El 6 de enero de 1952 se casó con mi padre en el templo de Nuestra Señora del Rosario, habiendo que solicitar una dispensa por su orígen cristiano religioso de la primera iglesia protestante que se estableció en Vega Baja, la Alianza Cristiana y Misionera. Junto a mi padre fotógrafo establecieron un negocio y una familia fuerte en la comunidad por décadas, hasta que hizo un retiro de labores para seguir administrando las labores de su hogar.
Mi padre enfocaba en su trabajo y negocios como fotógrafo, comerciante, periodista, político y ciudadano participante de las instituciones. Mi madre era su asistente en todo eso que mi padre hacía pero administraba el hogar, hacía la limpieza de todo, preparaba los alimentos, hacía la compra y fungía como consejera y cuidadora de toda la familia extendida. Buscaba el bienestar de todos como una misión de vida. Y siempre nos dedicaba todo el tiempo que necesitábamos para nuestra formación como seres humanos balanceados y saludables. Mi padre siempre la apoyó en sus iniciativas, lo que hacía que aunque fueran dos personalidades distintas y fuertes, estuvieran pensando y haciendo un binomio de acciones positivas y productivas por setenta y dos años continuos.
Pocos saben que fue la primer fotógrafa de Vega Baja. Cuando mi padre se ausentaba por estar haciendo otras labores o gestiones, era ella quien dominaba aquellas cámaras grandes fijas y tomaba los retratos para mantener el flujo de dinero en caja y dar al servicio a los ciudadanos. Pero también vendía discos, postales, mercancía para fiestas de cumpleaños y hasta administraba la provisión de bromas que tanto atraía a los jóvenes de las escuelas y a los adultos que celebraban actividades.
Puedo seguir enumerando y nunca estará completa una lista de las maravillas que esa mujer hizo. La más grande la logró desde su imposibilidad de levantarse para atender a sus hijos, nietos, familiares y amigos desde que una condición desconocida la postró. Los primeros años se comunicaba efectivamente, pero por la falta de mover sus músculos, fueron anquilosándose sus extremidades y cuando nos dimos cuentas, viró su cabeza hacia la derecha permanentemente y por accidentes cardiovasculares y cerebrales, perdió expresiones de su cara.

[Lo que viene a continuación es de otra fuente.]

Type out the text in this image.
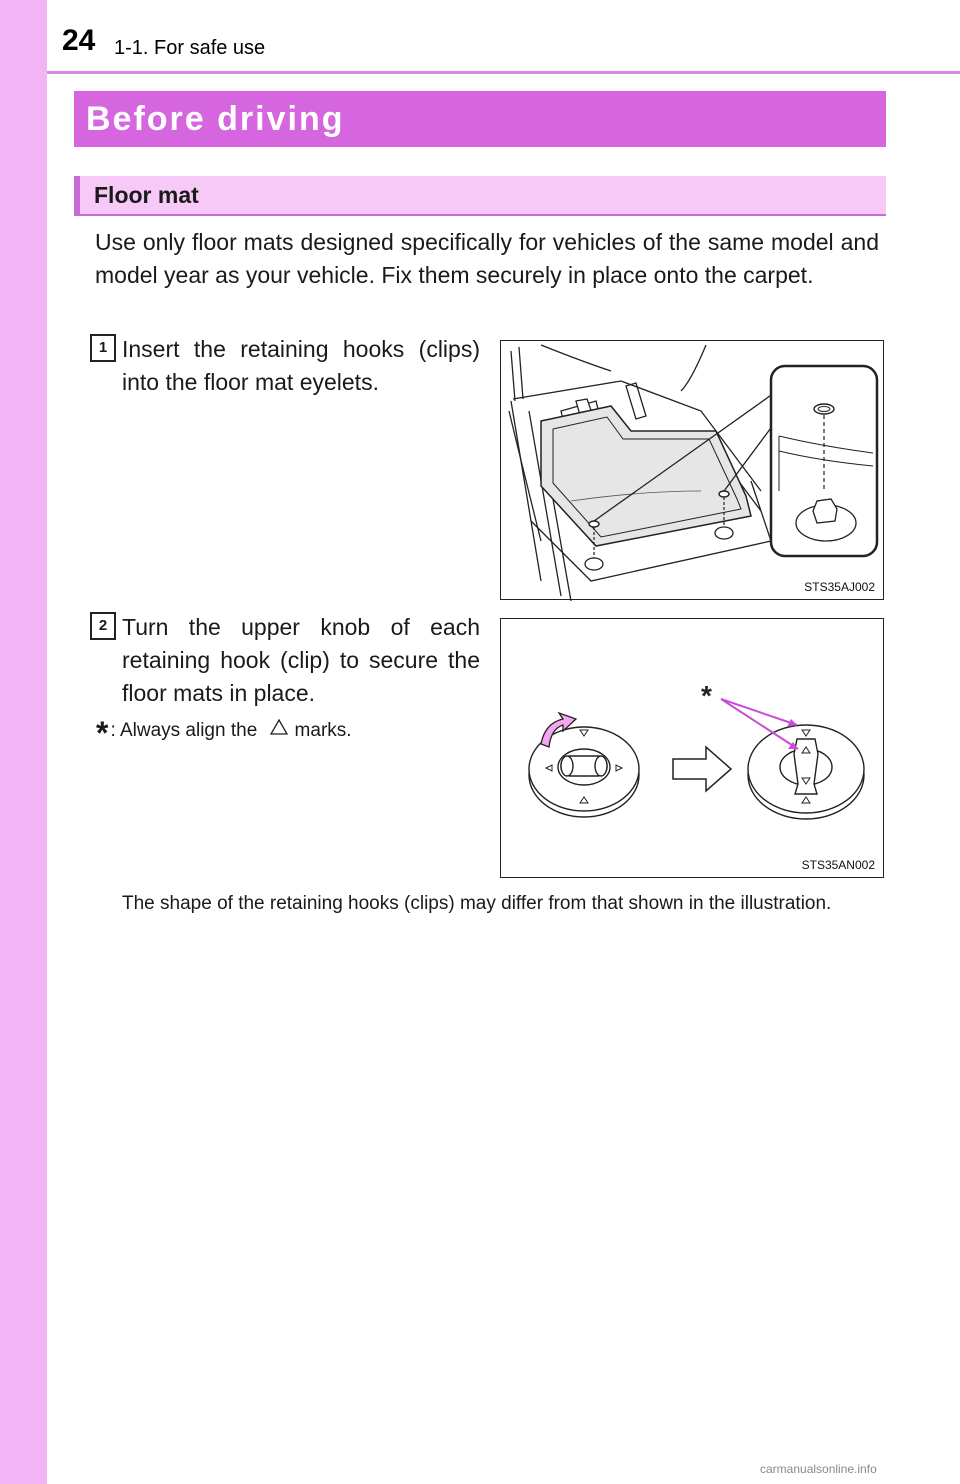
24 1-1. For safe use
Before driving
Floor mat

Use only floor mats designed specifically for vehicles of the same model and model year as your vehicle. Fix them securely in place onto the carpet.

1 Insert the retaining hooks (clips) into the floor mat eyelets.

STS35AJ002
2 Turn the upper knob of each retaining hook (clip) to secure the floor mats in place.	*
STS35AN002
* : Always align the marks.

The shape of the retaining hooks (clips) may differ from that shown in the illustration.

carmanualsonline.info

Aun así, con sus ojos grandes y su mirada fija, nos enviaba mensajes de amor todo el tiempo. La voz clara se fue apagando, su voluminoso cuerpo se redujo. Recuerdo que ya no se reía, pero cuando mis nietas Valentina y Dana la visitaron por última vez, una sonrisa se apareció en su rostro y articuló algunas palabras. Creemos pues, que tuvo consciencia activa hasta su último día. El martes, que fue cuando la atendí en vida por última vez, no pudo comer el mantecado de las tres de la tarde ni absorbió en agua que con sorbeto le puse en su boca. Comoquiera le canté algo para llamar su atención pero no pude cantarle el tema de Los Alegres Tres cuando terminaba de comer o beber algo: «Este programa se acabó, se acabó, se acabó, pero mañana volveremos, otra vez» o la canción de Quick: !Qué malo cuando se acaba!

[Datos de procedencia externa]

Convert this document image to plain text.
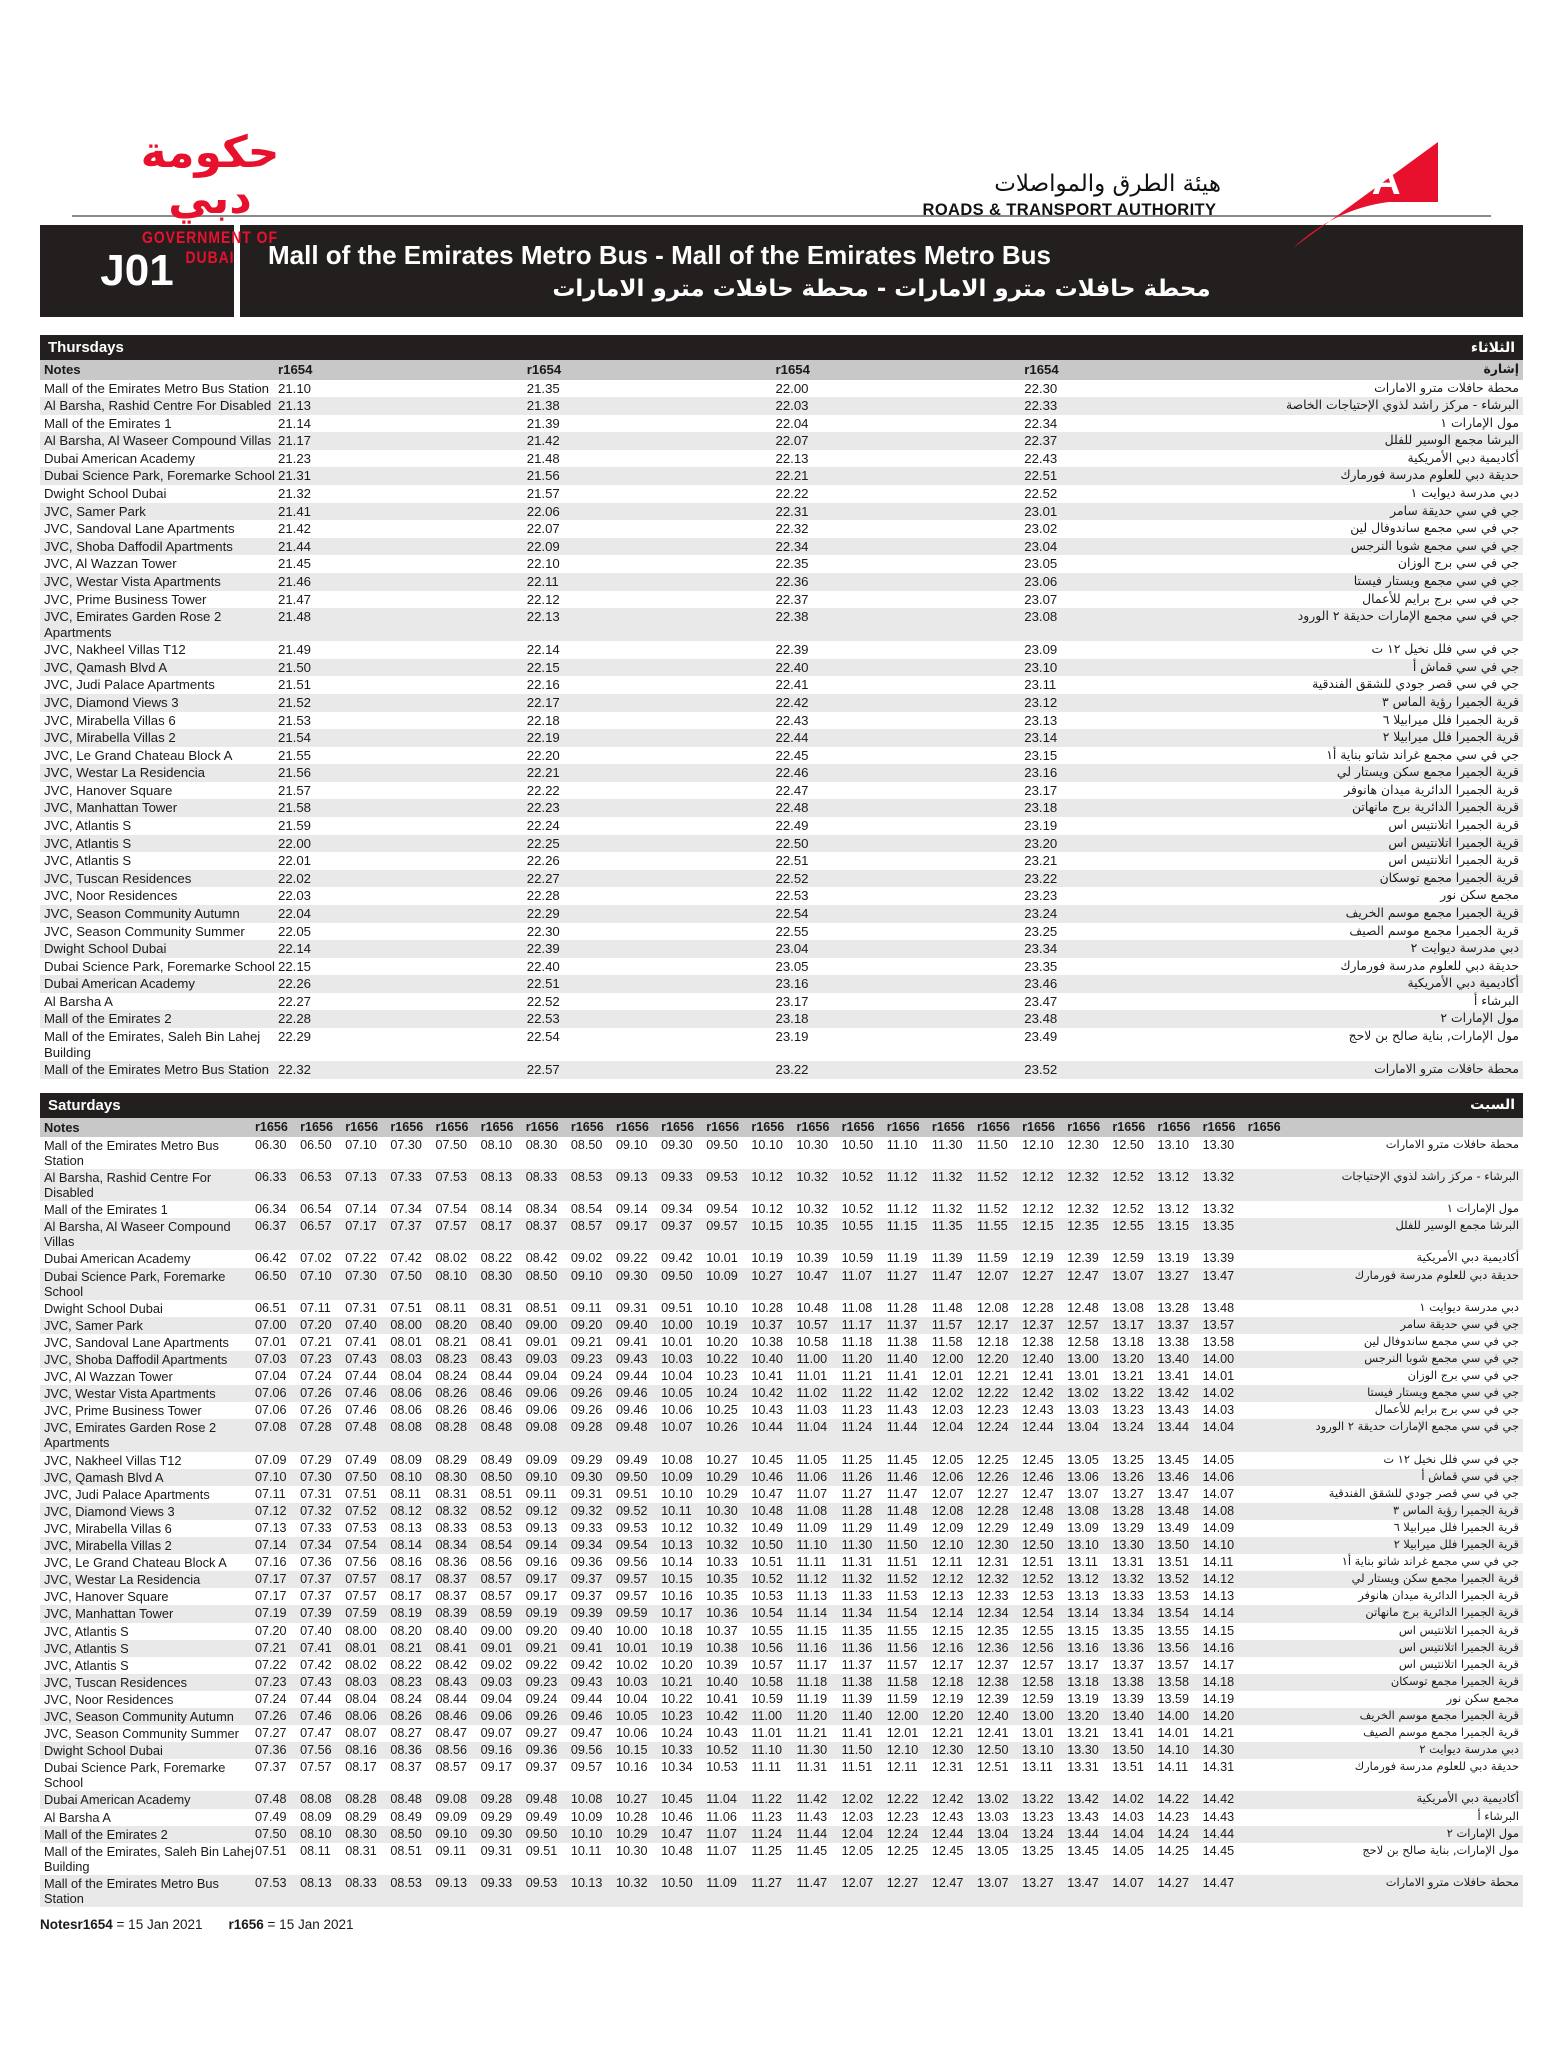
حكومة دبي
GOVERNMENT OF DUBAI
هيئة الطرق والمواصلات
ROADS & TRANSPORT AUTHORITY
RTA
J01	Mall of the Emirates Metro Bus - Mall of the Emirates Metro Bus
محطة حافلات مترو الامارات - محطة حافلات مترو الامارات
Thursdays	الثلاثاء
Notes	r1654	r1654	r1654	r1654	إشارة
Mall of the Emirates Metro Bus Station	21.10	21.35	22.00	22.30	محطة حافلات مترو الامارات
Al Barsha, Rashid Centre For Disabled	21.13	21.38	22.03	22.33	البرشاء - مركز راشد لذوي الإحتياجات الخاصة
Mall of the Emirates 1	21.14	21.39	22.04	22.34	مول الإمارات ١
Al Barsha, Al Waseer Compound Villas	21.17	21.42	22.07	22.37	البرشا مجمع الوسير للفلل
Dubai American Academy	21.23	21.48	22.13	22.43	أكاديمية دبي الأمريكية
Dubai Science Park, Foremarke School	21.31	21.56	22.21	22.51	حديقة دبي للعلوم مدرسة فورمارك
Dwight School Dubai	21.32	21.57	22.22	22.52	دبي مدرسة ديوايت ١
JVC, Samer Park	21.41	22.06	22.31	23.01	جي في سي حديقة سامر
JVC, Sandoval Lane Apartments	21.42	22.07	22.32	23.02	جي في سي مجمع ساندوفال لين
JVC, Shoba Daffodil Apartments	21.44	22.09	22.34	23.04	جي في سي مجمع شوبا النرجس
JVC, Al Wazzan Tower	21.45	22.10	22.35	23.05	جي في سي برج الوزان
JVC, Westar Vista Apartments	21.46	22.11	22.36	23.06	جي في سي مجمع ويستار فيستا
JVC, Prime Business Tower	21.47	22.12	22.37	23.07	جي في سي برج برايم للأعمال
JVC, Emirates Garden Rose 2 Apartments	21.48	22.13	22.38	23.08	جي في سي مجمع الإمارات حديقة ٢ الورود
JVC, Nakheel Villas T12	21.49	22.14	22.39	23.09	جي في سي فلل نخيل ١٢ ت
JVC, Qamash Blvd A	21.50	22.15	22.40	23.10	جي في سي قماش أ
JVC, Judi Palace Apartments	21.51	22.16	22.41	23.11	جي في سي قصر جودي للشقق الفندقية
JVC, Diamond Views 3	21.52	22.17	22.42	23.12	قرية الجميرا رؤية الماس ٣
JVC, Mirabella Villas 6	21.53	22.18	22.43	23.13	قرية الجميرا فلل ميرابيلا ٦
JVC, Mirabella Villas 2	21.54	22.19	22.44	23.14	قرية الجميرا فلل ميرابيلا ٢
JVC, Le Grand Chateau Block A	21.55	22.20	22.45	23.15	جي في سي مجمع غراند شاتو بناية أ١
JVC, Westar La Residencia	21.56	22.21	22.46	23.16	قرية الجميرا مجمع سكن ويستار لي
JVC, Hanover Square	21.57	22.22	22.47	23.17	قرية الجميرا الدائرية ميدان هانوفر
JVC, Manhattan Tower	21.58	22.23	22.48	23.18	قرية الجميرا الدائرية برج مانهاتن
JVC, Atlantis S	21.59	22.24	22.49	23.19	قرية الجميرا اتلانتيس اس
JVC, Atlantis S	22.00	22.25	22.50	23.20	قرية الجميرا اتلانتيس اس
JVC, Atlantis S	22.01	22.26	22.51	23.21	قرية الجميرا اتلانتيس اس
JVC, Tuscan Residences	22.02	22.27	22.52	23.22	قرية الجميرا مجمع توسكان
JVC, Noor Residences	22.03	22.28	22.53	23.23	مجمع سكن نور
JVC, Season Community Autumn	22.04	22.29	22.54	23.24	قرية الجميرا مجمع موسم الخريف
JVC, Season Community Summer	22.05	22.30	22.55	23.25	قرية الجميرا مجمع موسم الصيف
Dwight School Dubai	22.14	22.39	23.04	23.34	دبي مدرسة ديوايت ٢
Dubai Science Park, Foremarke School	22.15	22.40	23.05	23.35	حديقة دبي للعلوم مدرسة فورمارك
Dubai American Academy	22.26	22.51	23.16	23.46	أكاديمية دبي الأمريكية
Al Barsha A	22.27	22.52	23.17	23.47	البرشاء أ
Mall of the Emirates 2	22.28	22.53	23.18	23.48	مول الإمارات ٢
Mall of the Emirates, Saleh Bin Lahej Building	22.29	22.54	23.19	23.49	مول الإمارات, بناية صالح بن لاحج
Mall of the Emirates Metro Bus Station	22.32	22.57	23.22	23.52	محطة حافلات مترو الامارات
Saturdays	السبت
Notes	r1656	r1656	r1656	r1656	r1656	r1656	r1656	r1656	r1656	r1656	r1656	r1656	r1656	r1656	r1656	r1656	r1656	r1656	r1656	r1656	r1656	r1656	r1656	
Mall of the Emirates Metro Bus Station	06.30	06.50	07.10	07.30	07.50	08.10	08.30	08.50	09.10	09.30	09.50	10.10	10.30	10.50	11.10	11.30	11.50	12.10	12.30	12.50	13.10	13.30		محطة حافلات مترو الامارات
Al Barsha, Rashid Centre For Disabled	06.33	06.53	07.13	07.33	07.53	08.13	08.33	08.53	09.13	09.33	09.53	10.12	10.32	10.52	11.12	11.32	11.52	12.12	12.32	12.52	13.12	13.32		البرشاء - مركز راشد لذوي الإحتياجات
Mall of the Emirates 1	06.34	06.54	07.14	07.34	07.54	08.14	08.34	08.54	09.14	09.34	09.54	10.12	10.32	10.52	11.12	11.32	11.52	12.12	12.32	12.52	13.12	13.32		مول الإمارات ١
Al Barsha, Al Waseer Compound Villas	06.37	06.57	07.17	07.37	07.57	08.17	08.37	08.57	09.17	09.37	09.57	10.15	10.35	10.55	11.15	11.35	11.55	12.15	12.35	12.55	13.15	13.35		البرشا مجمع الوسير للفلل
Dubai American Academy	06.42	07.02	07.22	07.42	08.02	08.22	08.42	09.02	09.22	09.42	10.01	10.19	10.39	10.59	11.19	11.39	11.59	12.19	12.39	12.59	13.19	13.39		أكاديمية دبي الأمريكية
Dubai Science Park, Foremarke School	06.50	07.10	07.30	07.50	08.10	08.30	08.50	09.10	09.30	09.50	10.09	10.27	10.47	11.07	11.27	11.47	12.07	12.27	12.47	13.07	13.27	13.47		حديقة دبي للعلوم مدرسة فورمارك
Dwight School Dubai	06.51	07.11	07.31	07.51	08.11	08.31	08.51	09.11	09.31	09.51	10.10	10.28	10.48	11.08	11.28	11.48	12.08	12.28	12.48	13.08	13.28	13.48		دبي مدرسة ديوايت ١
JVC, Samer Park	07.00	07.20	07.40	08.00	08.20	08.40	09.00	09.20	09.40	10.00	10.19	10.37	10.57	11.17	11.37	11.57	12.17	12.37	12.57	13.17	13.37	13.57		جي في سي حديقة سامر
JVC, Sandoval Lane Apartments	07.01	07.21	07.41	08.01	08.21	08.41	09.01	09.21	09.41	10.01	10.20	10.38	10.58	11.18	11.38	11.58	12.18	12.38	12.58	13.18	13.38	13.58		جي في سي مجمع ساندوفال لين
JVC, Shoba Daffodil Apartments	07.03	07.23	07.43	08.03	08.23	08.43	09.03	09.23	09.43	10.03	10.22	10.40	11.00	11.20	11.40	12.00	12.20	12.40	13.00	13.20	13.40	14.00		جي في سي مجمع شوبا النرجس
JVC, Al Wazzan Tower	07.04	07.24	07.44	08.04	08.24	08.44	09.04	09.24	09.44	10.04	10.23	10.41	11.01	11.21	11.41	12.01	12.21	12.41	13.01	13.21	13.41	14.01		جي في سي برج الوزان
JVC, Westar Vista Apartments	07.06	07.26	07.46	08.06	08.26	08.46	09.06	09.26	09.46	10.05	10.24	10.42	11.02	11.22	11.42	12.02	12.22	12.42	13.02	13.22	13.42	14.02		جي في سي مجمع ويستار فيستا
JVC, Prime Business Tower	07.06	07.26	07.46	08.06	08.26	08.46	09.06	09.26	09.46	10.06	10.25	10.43	11.03	11.23	11.43	12.03	12.23	12.43	13.03	13.23	13.43	14.03		جي في سي برج برايم للأعمال
JVC, Emirates Garden Rose 2 Apartments	07.08	07.28	07.48	08.08	08.28	08.48	09.08	09.28	09.48	10.07	10.26	10.44	11.04	11.24	11.44	12.04	12.24	12.44	13.04	13.24	13.44	14.04		جي في سي مجمع الإمارات حديقة ٢ الورود
JVC, Nakheel Villas T12	07.09	07.29	07.49	08.09	08.29	08.49	09.09	09.29	09.49	10.08	10.27	10.45	11.05	11.25	11.45	12.05	12.25	12.45	13.05	13.25	13.45	14.05		جي في سي فلل نخيل ١٢ ت
JVC, Qamash Blvd A	07.10	07.30	07.50	08.10	08.30	08.50	09.10	09.30	09.50	10.09	10.29	10.46	11.06	11.26	11.46	12.06	12.26	12.46	13.06	13.26	13.46	14.06		جي في سي قماش أ
JVC, Judi Palace Apartments	07.11	07.31	07.51	08.11	08.31	08.51	09.11	09.31	09.51	10.10	10.29	10.47	11.07	11.27	11.47	12.07	12.27	12.47	13.07	13.27	13.47	14.07		جي في سي قصر جودي للشقق الفندقية
JVC, Diamond Views 3	07.12	07.32	07.52	08.12	08.32	08.52	09.12	09.32	09.52	10.11	10.30	10.48	11.08	11.28	11.48	12.08	12.28	12.48	13.08	13.28	13.48	14.08		قرية الجميرا رؤية الماس ٣
JVC, Mirabella Villas 6	07.13	07.33	07.53	08.13	08.33	08.53	09.13	09.33	09.53	10.12	10.32	10.49	11.09	11.29	11.49	12.09	12.29	12.49	13.09	13.29	13.49	14.09		قرية الجميرا فلل ميرابيلا ٦
JVC, Mirabella Villas 2	07.14	07.34	07.54	08.14	08.34	08.54	09.14	09.34	09.54	10.13	10.32	10.50	11.10	11.30	11.50	12.10	12.30	12.50	13.10	13.30	13.50	14.10		قرية الجميرا فلل ميرابيلا ٢
JVC, Le Grand Chateau Block A	07.16	07.36	07.56	08.16	08.36	08.56	09.16	09.36	09.56	10.14	10.33	10.51	11.11	11.31	11.51	12.11	12.31	12.51	13.11	13.31	13.51	14.11		جي في سي مجمع غراند شاتو بناية أ١
JVC, Westar La Residencia	07.17	07.37	07.57	08.17	08.37	08.57	09.17	09.37	09.57	10.15	10.35	10.52	11.12	11.32	11.52	12.12	12.32	12.52	13.12	13.32	13.52	14.12		قرية الجميرا مجمع سكن ويستار لي
JVC, Hanover Square	07.17	07.37	07.57	08.17	08.37	08.57	09.17	09.37	09.57	10.16	10.35	10.53	11.13	11.33	11.53	12.13	12.33	12.53	13.13	13.33	13.53	14.13		قرية الجميرا الدائرية ميدان هانوفر
JVC, Manhattan Tower	07.19	07.39	07.59	08.19	08.39	08.59	09.19	09.39	09.59	10.17	10.36	10.54	11.14	11.34	11.54	12.14	12.34	12.54	13.14	13.34	13.54	14.14		قرية الجميرا الدائرية برج مانهاتن
JVC, Atlantis S	07.20	07.40	08.00	08.20	08.40	09.00	09.20	09.40	10.00	10.18	10.37	10.55	11.15	11.35	11.55	12.15	12.35	12.55	13.15	13.35	13.55	14.15		قرية الجميرا اتلانتيس اس
JVC, Atlantis S	07.21	07.41	08.01	08.21	08.41	09.01	09.21	09.41	10.01	10.19	10.38	10.56	11.16	11.36	11.56	12.16	12.36	12.56	13.16	13.36	13.56	14.16		قرية الجميرا اتلانتيس اس
JVC, Atlantis S	07.22	07.42	08.02	08.22	08.42	09.02	09.22	09.42	10.02	10.20	10.39	10.57	11.17	11.37	11.57	12.17	12.37	12.57	13.17	13.37	13.57	14.17		قرية الجميرا اتلانتيس اس
JVC, Tuscan Residences	07.23	07.43	08.03	08.23	08.43	09.03	09.23	09.43	10.03	10.21	10.40	10.58	11.18	11.38	11.58	12.18	12.38	12.58	13.18	13.38	13.58	14.18		قرية الجميرا مجمع توسكان
JVC, Noor Residences	07.24	07.44	08.04	08.24	08.44	09.04	09.24	09.44	10.04	10.22	10.41	10.59	11.19	11.39	11.59	12.19	12.39	12.59	13.19	13.39	13.59	14.19		مجمع سكن نور
JVC, Season Community Autumn	07.26	07.46	08.06	08.26	08.46	09.06	09.26	09.46	10.05	10.23	10.42	11.00	11.20	11.40	12.00	12.20	12.40	13.00	13.20	13.40	14.00	14.20		قرية الجميرا مجمع موسم الخريف
JVC, Season Community Summer	07.27	07.47	08.07	08.27	08.47	09.07	09.27	09.47	10.06	10.24	10.43	11.01	11.21	11.41	12.01	12.21	12.41	13.01	13.21	13.41	14.01	14.21		قرية الجميرا مجمع موسم الصيف
Dwight School Dubai	07.36	07.56	08.16	08.36	08.56	09.16	09.36	09.56	10.15	10.33	10.52	11.10	11.30	11.50	12.10	12.30	12.50	13.10	13.30	13.50	14.10	14.30		دبي مدرسة ديوايت ٢
Dubai Science Park, Foremarke School	07.37	07.57	08.17	08.37	08.57	09.17	09.37	09.57	10.16	10.34	10.53	11.11	11.31	11.51	12.11	12.31	12.51	13.11	13.31	13.51	14.11	14.31		حديقة دبي للعلوم مدرسة فورمارك
Dubai American Academy	07.48	08.08	08.28	08.48	09.08	09.28	09.48	10.08	10.27	10.45	11.04	11.22	11.42	12.02	12.22	12.42	13.02	13.22	13.42	14.02	14.22	14.42		أكاديمية دبي الأمريكية
Al Barsha A	07.49	08.09	08.29	08.49	09.09	09.29	09.49	10.09	10.28	10.46	11.06	11.23	11.43	12.03	12.23	12.43	13.03	13.23	13.43	14.03	14.23	14.43		البرشاء أ
Mall of the Emirates 2	07.50	08.10	08.30	08.50	09.10	09.30	09.50	10.10	10.29	10.47	11.07	11.24	11.44	12.04	12.24	12.44	13.04	13.24	13.44	14.04	14.24	14.44		مول الإمارات ٢
Mall of the Emirates, Saleh Bin Lahej Building	07.51	08.11	08.31	08.51	09.11	09.31	09.51	10.11	10.30	10.48	11.07	11.25	11.45	12.05	12.25	12.45	13.05	13.25	13.45	14.05	14.25	14.45		مول الإمارات, بناية صالح بن لاحج
Mall of the Emirates Metro Bus Station	07.53	08.13	08.33	08.53	09.13	09.33	09.53	10.13	10.32	10.50	11.09	11.27	11.47	12.07	12.27	12.47	13.07	13.27	13.47	14.07	14.27	14.47		محطة حافلات مترو الامارات
Notesr1654 = 15 Jan 2021 r1656 = 15 Jan 2021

Una vez notificamos a nuestros hijos el evento, los que estaban disponibles se presentaron en su hogar y tuvimos una reunión familiar hermosa y completamente espontánea con mi padre, mis hermanas, nuestros hijos, sobrinos y nietos. Nadie los convocó, vinieron como muestra de solidaridad por la persona que los unió que fue mi madre. Y mis hermanas Flor Rubí y Jossie, cumpiendo el deseo de mi madre, preparó un asopao de pollo y pan con mantequilla que por tantos que se nos allegaron creo que hubo que echarle agua para que diera. El evento fue maravilloso, muy de mami y según dijeron mis hermanas, era lo que ella quería. Nadie estaba llorando tan reciente pérdida, porque ella era alegre y todos tienen su legado.
Todas las decisiones posteriores a su desprendimiento del alma las estamos tomando en completa unanimidad mis hermanas, mi padre y yo. Después de su último suspiro, que fue literal, lloramos entre nosotros y con la persona que nos ayudó en su cuido los últimos años. Nada ha sido fácil, pero en la reflexión podemos entender que todo lo que aprendimos de ella, fue perfecto.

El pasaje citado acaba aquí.